LOOKING BACK…LOOKING FORWARD
Major U.S. indices closed as follows on March 31: Dow, 16,457.66; Nasdaq, 4,198.99; S&P 500, 1,872.34; Russell 2000, 1,173.04; CBOE VIX, 13.88. Small caps lost 0.84% on the month, leaving the RUT up 0.81% on the year so far; the VIX lost 0.86% for March, reducing its YTD advance to 1.17%.1

 

% CHANGE

Y-T-D

1-MO CHG

1-YR CHG

10-YR AVG

DJIA

-0.72

+0.83

+12.93

+5.89

NASDAQ

+0.54

-2.53

+29.63

+11.06

S&P 500

+1.30

+0.69

+19.86

+6.63

REAL YIELD

3/31 RATE

1 YR AGO

5 YRS AGO

10 YRS AGO

10 YR TIPS

0.60%

-0.65%

1.43%

1.48%

 


Sources: online.wsj.com, bigcharts.com, treasury.gov - 3/31/141,22,23

Indices are unmanaged, do not incur fees or expenses, and cannot be invested into directly.

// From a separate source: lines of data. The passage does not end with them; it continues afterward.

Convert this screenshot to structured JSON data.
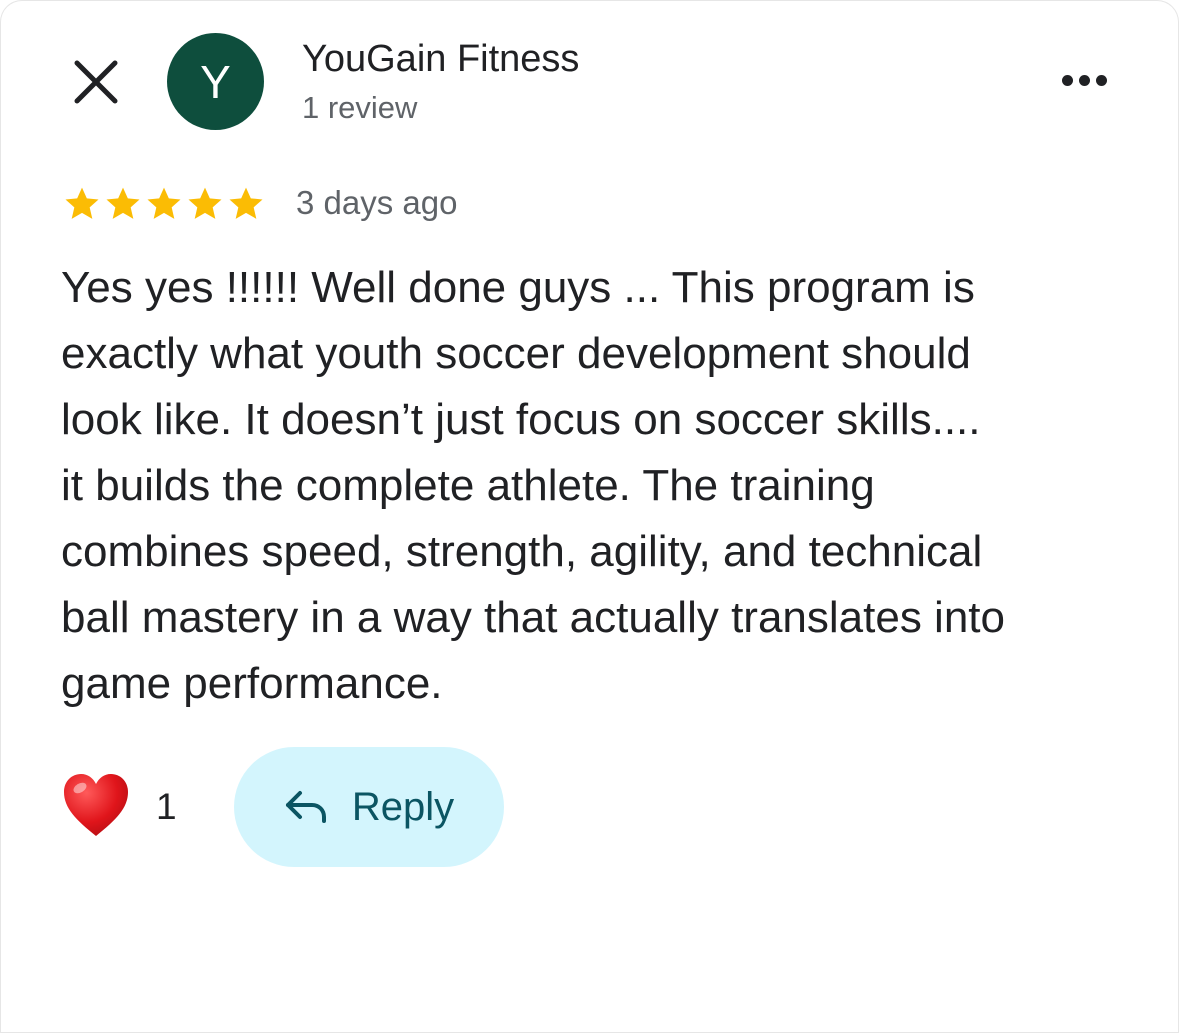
{
  "header": {
    "close_icon": "close-icon",
    "avatar_letter": "Y",
    "avatar_color": "#0e4e3d",
    "author_name": "YouGain Fitness",
    "author_review_count": "1 review",
    "more_icon": "more-horizontal-icon"
  },
  "review": {
    "rating": 5,
    "max_rating": 5,
    "star_color": "#fbbc04",
    "time": "3 days ago",
    "text": "Yes yes !!!!!!   Well done guys ... This program is\nexactly what youth soccer development should\nlook like. It doesn’t just focus on soccer skills....\nit builds the complete athlete. The training\ncombines speed, strength, agility, and technical\nball mastery in a way that actually translates into\ngame performance."
  },
  "actions": {
    "reaction_icon": "heart-icon",
    "reaction_count": "1",
    "reply_icon": "reply-arrow-icon",
    "reply_label": "Reply",
    "reply_bg_color": "#d3f5fd"
  }
}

These returns do not include dividends.

      

March marked the end of the first quarter, and it was a mediocre quarter for stocks with the S&P 500 rising little more than a percent. The bull market was clearly tempered these past three months, and articles have emerged here and there about how much longer it can last. (Six more months? Another year? Ten years?) It could be that, as Janet Yellen and other analysts have speculated, the winter froze the economy and the resulting indicators chilled the confidence of investors. We are on the cusp of another earnings season, and if quarterly results and fundamentals both show notable upside while overseas geopolitical crises lessen, then stocks may find even more room to rally. Don’t count the bull down and out just yet.1

   

UPCOMING ECONOMIC RELEASES: On tap for the balance of April, we have:the March ADP employment change report and February factory orders (4/2), ISM’s service-sector PMI and the March Challenger job cuts report (4/3), the Labor Department’s March jobs report (4/4), February wholesale inventories and the March 19 FOMC minutes (4/9), the University of Michigan’s initial April consumer sentiment index and March’s PPI (4/11), February business inventories and March retail sales (4/14), the March CPI and the April NAHB housing market index (4/15), a new Fed Beige Book, March industrial output and March housing starts and building permits (4/16), the Conference Board’s March leading indicator index (4/21), March existing home sales and the February FHFA housing price index (4/22), March new home sales (4/23), March durable goods orders (4/24), the University of Michigan’s final April consumer sentiment index (4/25), March pending home sales and March consumer spending data (4/28), the Conference Board’s April consumer confidence index and February’s Case-Shiller home price index (4/29), and finally a Fed policy announcement, April’s ADP employment change report and the first estimate of Q1 GDP from the federal government (4/30).